NHS looking at ‘internet first’ policy and moving away from private networks
- 24 May 2019
The NHS is looking to move away from private networks such as N3 and HSCN to running services over the internet.
According to NHS Digital, health and care services are now to “have an Internet First policy” which states new digital services should operate over the internet.
The organisation added that existing services should also be updated to do the same at the earliest opportunity, ideally by March 2021.
The secretary of state for health and social care, Matt Hancock, spoke about the new policy at The King’s Fund’s Digital Health and Care Congress on 23 May.
He said: “We are moving health and care away from private networks like N3 and HSCN so we can run all our services across the internet.
“This will open up the ecosystem too, so charities will be able to build apps for patients with specific conditions, for example, and the NHS can run off-the-shelf stuff that works well everywhere else – we don’t need everything invented here.”
Speaking at the same event at The King’s Fund, Hancock also confirmed that the tender for the GP IT Futures Framework has been issued with an estimated value of £484million.
The news was also welcomed by Hancock’s tech advisor, Hadley Beeman who said on Twitter that the move “should make it easier to build digital tools for the NHS”.

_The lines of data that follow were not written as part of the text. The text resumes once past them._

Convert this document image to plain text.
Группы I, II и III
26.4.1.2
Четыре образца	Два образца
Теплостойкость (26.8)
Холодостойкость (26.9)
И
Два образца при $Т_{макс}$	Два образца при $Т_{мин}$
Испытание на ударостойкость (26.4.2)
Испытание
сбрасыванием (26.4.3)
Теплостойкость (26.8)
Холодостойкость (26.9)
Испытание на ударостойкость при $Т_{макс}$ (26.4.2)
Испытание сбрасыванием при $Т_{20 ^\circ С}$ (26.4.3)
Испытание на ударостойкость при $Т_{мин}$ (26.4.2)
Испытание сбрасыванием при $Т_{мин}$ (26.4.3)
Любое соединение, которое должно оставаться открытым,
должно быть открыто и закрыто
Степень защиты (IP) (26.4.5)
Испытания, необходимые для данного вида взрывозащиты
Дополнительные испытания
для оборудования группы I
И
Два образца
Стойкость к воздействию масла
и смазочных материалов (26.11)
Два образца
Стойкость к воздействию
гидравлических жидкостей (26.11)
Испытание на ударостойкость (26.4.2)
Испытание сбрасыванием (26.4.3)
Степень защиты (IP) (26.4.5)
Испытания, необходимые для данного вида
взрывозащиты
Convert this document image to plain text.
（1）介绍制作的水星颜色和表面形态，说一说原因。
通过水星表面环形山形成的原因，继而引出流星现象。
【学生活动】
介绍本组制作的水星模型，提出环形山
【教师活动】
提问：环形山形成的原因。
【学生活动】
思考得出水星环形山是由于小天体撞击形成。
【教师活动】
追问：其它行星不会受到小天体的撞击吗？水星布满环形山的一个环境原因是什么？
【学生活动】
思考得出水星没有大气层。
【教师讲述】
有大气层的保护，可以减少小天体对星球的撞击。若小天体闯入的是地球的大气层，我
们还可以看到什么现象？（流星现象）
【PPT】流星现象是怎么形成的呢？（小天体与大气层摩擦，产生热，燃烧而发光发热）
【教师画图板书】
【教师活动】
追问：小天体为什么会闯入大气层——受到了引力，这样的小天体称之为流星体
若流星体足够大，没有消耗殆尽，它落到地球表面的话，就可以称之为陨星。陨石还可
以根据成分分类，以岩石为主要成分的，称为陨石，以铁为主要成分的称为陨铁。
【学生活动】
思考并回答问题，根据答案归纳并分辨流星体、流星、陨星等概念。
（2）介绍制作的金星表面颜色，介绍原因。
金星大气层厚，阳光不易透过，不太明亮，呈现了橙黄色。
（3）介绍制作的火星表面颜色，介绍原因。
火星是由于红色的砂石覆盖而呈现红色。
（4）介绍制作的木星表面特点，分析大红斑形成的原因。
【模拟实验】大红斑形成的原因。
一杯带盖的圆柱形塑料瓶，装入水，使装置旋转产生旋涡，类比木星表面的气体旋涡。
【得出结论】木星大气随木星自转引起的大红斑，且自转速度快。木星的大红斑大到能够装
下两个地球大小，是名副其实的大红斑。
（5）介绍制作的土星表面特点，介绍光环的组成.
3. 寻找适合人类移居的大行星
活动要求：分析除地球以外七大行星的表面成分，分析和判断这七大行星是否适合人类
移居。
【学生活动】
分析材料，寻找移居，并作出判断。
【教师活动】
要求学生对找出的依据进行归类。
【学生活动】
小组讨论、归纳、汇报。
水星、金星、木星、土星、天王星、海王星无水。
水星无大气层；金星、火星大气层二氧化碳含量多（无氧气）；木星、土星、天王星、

** #InternetFirst klaxon! **
We’re moving the NHS away from private networks like N3 and HSCN to running our services over the internet.
This should make it easier to build digital tools for the NHS—in the same way we do for other sectors.
Please help!https://t.co/ygt4IXd9KF
— Hadley Beeman (@hadleybeeman) May 23, 2019
Beeman later added that the HSCN programme is still an “important transitional step away from N3 and towards making digital health and care services available over the internet”.
Just to be clear, the HSCN programme is an important transitional step away from N3 and towards making digital health and care services available over the internet.
Our future plans don’t make that any less necessary!
— Hadley Beeman (@hadleybeeman) May 27, 2019
Tom Denwood, SRO for HSCN, added “We’ve worked with DHSC to fire the starting gun for internet first, but while the plethora of software applications used in the NHS are made ready for the internet, the Health and Social Care Network is an important stepping stone.
“This gets the NHS off N3, which is the expensive legacy network, by Aug 2020. NHS organisations are achieving very impressive like-for-like savings when moving from N3 to HSCN and the cumulative saving for the NHS will be £70m per annum. This frees up NHS budgets for digital transformation work, or the money can be ploughed back into patient care.”
NHS Digital said services owned by them will also be updated or replaced to meet the Internet First policy.
The organisation is also looking for feedback on the policy to help them understand how it can support the implementation of Internet First, and how possible it is to complete this work by the March 2021 deadline.
Health or social care organisations can also provide feedback via a questionnaire between now and 14 June.
1 Comments
Putting all NHS IT on the ‘net is the daftest idea since NPfIT when Bill Gates assured Tony Blair that it was a good idea. The internet in its current form is the most insecure architecture known to IT and they are not going to hook me up to an internet-connected IoT medical device upon which my very existence depends. Finance and Health are the top IoT targets for the ‘bad guys’ in case you are interested and none of the bad guys has signed the Hippocratic oath to my knowledge.